DYNAMICS LIMITED PRECEDING, SHAPING, AND BLIND EQUALIZATION FOR FAST DIGITAL TRANSMISSION OVER TWISTED PAIR LINES

A new combined preceding/shaping technique for fast digital transmission over twisted pair lines is proposed. Major advantages of this ''dynamics shaping'' are: Dynamics of the signal at the input of the decision device are reduced by a great amount. Thereby, A/D-conversion, adaptive equalization, and symbol timing are rather facilitated. A trade off between signal dynamics at the transmitter output, decision device input and SNR-gain by noise whitening is offered. For dynamics limitation relevant in practice, gains up to 6 dB are achieved.
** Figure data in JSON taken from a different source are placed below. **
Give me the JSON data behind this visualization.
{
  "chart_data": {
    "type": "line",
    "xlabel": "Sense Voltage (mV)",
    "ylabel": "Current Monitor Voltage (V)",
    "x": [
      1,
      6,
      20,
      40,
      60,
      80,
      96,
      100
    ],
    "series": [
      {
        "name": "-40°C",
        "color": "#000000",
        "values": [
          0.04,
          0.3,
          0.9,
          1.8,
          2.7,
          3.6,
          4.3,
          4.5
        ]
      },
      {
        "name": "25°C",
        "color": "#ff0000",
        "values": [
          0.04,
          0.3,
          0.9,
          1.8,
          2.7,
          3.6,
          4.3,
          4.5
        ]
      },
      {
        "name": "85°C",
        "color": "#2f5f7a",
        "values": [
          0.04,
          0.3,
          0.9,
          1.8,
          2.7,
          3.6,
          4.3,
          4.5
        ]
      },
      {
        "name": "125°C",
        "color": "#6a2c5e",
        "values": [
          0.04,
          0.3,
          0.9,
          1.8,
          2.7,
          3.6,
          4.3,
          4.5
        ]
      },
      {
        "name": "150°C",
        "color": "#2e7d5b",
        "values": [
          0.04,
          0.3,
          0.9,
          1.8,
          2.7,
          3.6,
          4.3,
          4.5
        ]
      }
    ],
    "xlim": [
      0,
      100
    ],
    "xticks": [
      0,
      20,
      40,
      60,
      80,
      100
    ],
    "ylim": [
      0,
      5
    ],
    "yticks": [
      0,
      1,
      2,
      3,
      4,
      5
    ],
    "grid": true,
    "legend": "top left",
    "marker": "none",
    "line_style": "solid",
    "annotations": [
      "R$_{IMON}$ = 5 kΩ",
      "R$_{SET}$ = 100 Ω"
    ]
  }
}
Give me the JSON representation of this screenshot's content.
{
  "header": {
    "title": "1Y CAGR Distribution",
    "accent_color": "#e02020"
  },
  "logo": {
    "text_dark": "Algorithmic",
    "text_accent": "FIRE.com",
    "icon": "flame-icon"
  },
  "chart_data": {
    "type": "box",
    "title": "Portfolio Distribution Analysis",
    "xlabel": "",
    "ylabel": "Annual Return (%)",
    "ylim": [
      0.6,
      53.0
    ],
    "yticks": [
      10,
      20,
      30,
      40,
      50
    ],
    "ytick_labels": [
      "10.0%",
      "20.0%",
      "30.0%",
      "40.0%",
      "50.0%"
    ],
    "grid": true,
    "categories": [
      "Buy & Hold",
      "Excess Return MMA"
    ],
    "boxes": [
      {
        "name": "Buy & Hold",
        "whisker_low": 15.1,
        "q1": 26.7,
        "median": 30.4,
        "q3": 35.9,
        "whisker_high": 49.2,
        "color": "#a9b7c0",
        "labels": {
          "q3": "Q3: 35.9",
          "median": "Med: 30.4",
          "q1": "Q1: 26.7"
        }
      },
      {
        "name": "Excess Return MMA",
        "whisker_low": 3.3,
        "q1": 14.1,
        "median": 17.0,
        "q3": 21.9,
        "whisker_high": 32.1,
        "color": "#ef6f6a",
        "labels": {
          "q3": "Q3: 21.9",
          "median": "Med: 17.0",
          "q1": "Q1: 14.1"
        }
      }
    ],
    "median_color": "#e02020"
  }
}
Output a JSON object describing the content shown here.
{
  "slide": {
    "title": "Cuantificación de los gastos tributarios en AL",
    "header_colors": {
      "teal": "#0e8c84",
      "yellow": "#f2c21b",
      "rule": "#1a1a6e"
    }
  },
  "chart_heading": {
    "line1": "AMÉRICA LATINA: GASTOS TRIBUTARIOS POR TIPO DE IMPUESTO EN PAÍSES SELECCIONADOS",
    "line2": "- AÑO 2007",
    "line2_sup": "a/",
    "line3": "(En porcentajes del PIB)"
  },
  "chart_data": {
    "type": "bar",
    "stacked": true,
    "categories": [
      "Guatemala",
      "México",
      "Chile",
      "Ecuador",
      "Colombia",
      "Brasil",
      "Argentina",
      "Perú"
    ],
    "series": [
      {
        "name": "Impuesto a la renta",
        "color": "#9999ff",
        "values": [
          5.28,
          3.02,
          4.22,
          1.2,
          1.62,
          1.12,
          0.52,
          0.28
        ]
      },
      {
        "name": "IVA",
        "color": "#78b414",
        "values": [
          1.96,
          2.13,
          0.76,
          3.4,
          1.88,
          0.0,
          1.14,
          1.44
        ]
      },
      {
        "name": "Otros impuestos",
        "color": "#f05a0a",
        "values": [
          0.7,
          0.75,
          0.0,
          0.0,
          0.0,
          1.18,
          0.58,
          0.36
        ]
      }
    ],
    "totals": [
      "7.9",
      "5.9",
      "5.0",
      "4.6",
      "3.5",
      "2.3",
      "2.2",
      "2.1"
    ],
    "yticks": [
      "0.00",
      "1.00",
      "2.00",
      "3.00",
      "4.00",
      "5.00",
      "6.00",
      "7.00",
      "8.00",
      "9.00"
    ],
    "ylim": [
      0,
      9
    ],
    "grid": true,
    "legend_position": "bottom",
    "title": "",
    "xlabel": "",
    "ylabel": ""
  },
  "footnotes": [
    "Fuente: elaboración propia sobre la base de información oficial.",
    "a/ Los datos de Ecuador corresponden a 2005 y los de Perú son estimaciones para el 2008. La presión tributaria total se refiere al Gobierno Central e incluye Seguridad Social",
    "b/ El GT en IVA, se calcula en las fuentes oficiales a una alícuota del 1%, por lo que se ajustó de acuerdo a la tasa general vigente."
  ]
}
Additionally, the transmitter can be fixed to a typical application because, in contrast to Tomlinson-Harashima or other preceding techniques, blind adaptive equalization is practicable to remove residual intersymbol interference in the case of a mismatch of preceding and actual cable characteristics. The residual SNR-loss is negligible in most applications. SNR-gains due to noise prediction, channel coding and signal shaping simply can be combined using dynamics shaping. Nevertheless, system complexity is of the order of other preceding/shaping techniques. Although numerical results are only presented for a HDSL-application in the German Telekom subscriber network, the proposed transmission scheme may simplify all kinds of high-speed data communications via copper lines as LAN's, ADSL, CDDI, etc.